The current state of evangelicalism, especially mega-churches, reminds me of a commercial that aired many years ago. It hit the mark perfectly with its witty, profound message. Slightly dark, satirical, and irreverent, the commercial was thought provoking, while also being entertaining.
It starts with half-a-dozen clean-cut, all-American grade-schoolers announcing to us, the listening audience, what they want to be when they grow up—what their lifetime goals and aspirations are. Expecting them to say they want to become doctors, teachers, engineers, or professional athletes, I was surprised by what they actually said. One nine-year-old girl proudly announced: “When I grow up, I want to be the office gossip.” A ten-year-old followed with boyish bravado, “When I grow up, I want to be a brownnoser.” The other kids made similar ignominious assertions. It was hysterical. I can’t remember the product these kids were peddling, but I grinned from ear-to-ear each time I watched the commercial.
The satire was obvious. Nobody sets his or her career goal to be cowardly, devious, or ingratiating. Nor does anyone want to end up being a brownnoser. When young people enter the workplace, they have praiseworthy, high-minded goals. You can see it in their eyes when they graduate from high school and college. During nearly every commencement ceremony, those graduating listen to a successful businessman or politician pontificate about how the current generation has the unique ability to change the world, making it a better place for each of us, while at the same time, accumulating substantial wealth to enjoy “the good life.”
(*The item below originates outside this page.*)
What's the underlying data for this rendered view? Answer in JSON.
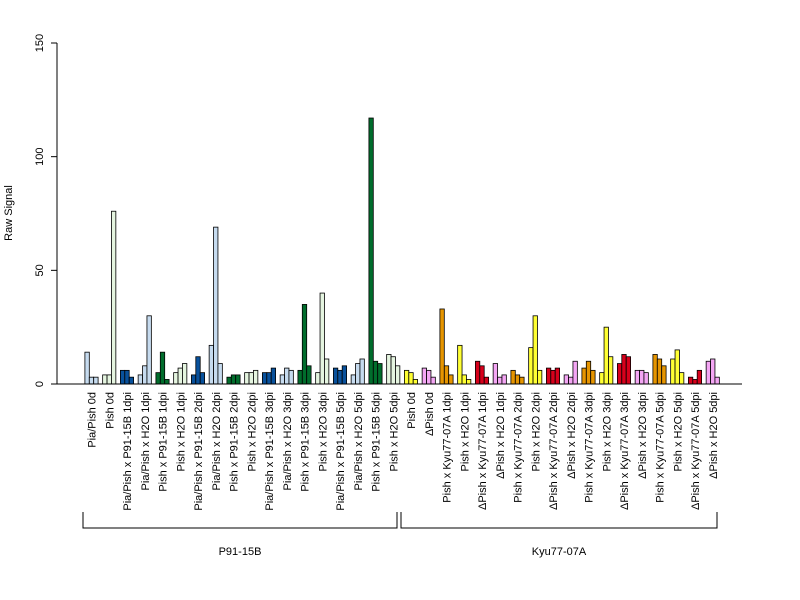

During commencement, when you look from one smiling face to the next, you can see hope radiating from these young people. Coupled with their enthusiastic smiles, each graduate anticipates the future, believing he or she will produce noble, praiseworthy accomplishments. They are convinced their dreams will soon become a reality. All that is required to achieve their dream is hard work—performed honestly and honorably.
Unfortunately, that’s all it ever is for most—a dream. Reality is far different than what they believe it will be, making the commercial as poignant as it was funny. The “real world” produces far more brownnosers than men and women who stand by their convictions—especially if negative consequences are certain to follow.
This is no surprise; but if this dichotomy is true in the world of politics and business, the difference between aspirations and reality is even more pronounced for those who choose to serve Christ by working for ministries. Nearly all who pursue this path—the road less traveled—do so for altruistic reasons, sacrificing material gain as part of their noble calling. It just goes with the territory. They decide that fulfilling their dreams can best be accomplished by working for the Lord, which is a praiseworthy ambition.
Serving Christ, however, also means being employed by the ministries, mega-churches, and publishers that champion His name. This is where a huge disconnect occurs. Working for Christian leaders has little resemblance to what most envision life would be like serving the Lord. It’s different—worlds apart really—but not in a healthy way.
The stars of Christendom—those whose faces and voices are easily recognized by millions—bear little resemblance to the biblical version of Christ or the principles He taught. Somewhere along the way, the career path for many who have been “chosen to lead” takes a sharp turn from the biblical standard, producing an entitled mentality, elitist behavior, and a consumptive lifestyle most would consider antithetical to the desires of a servant of God.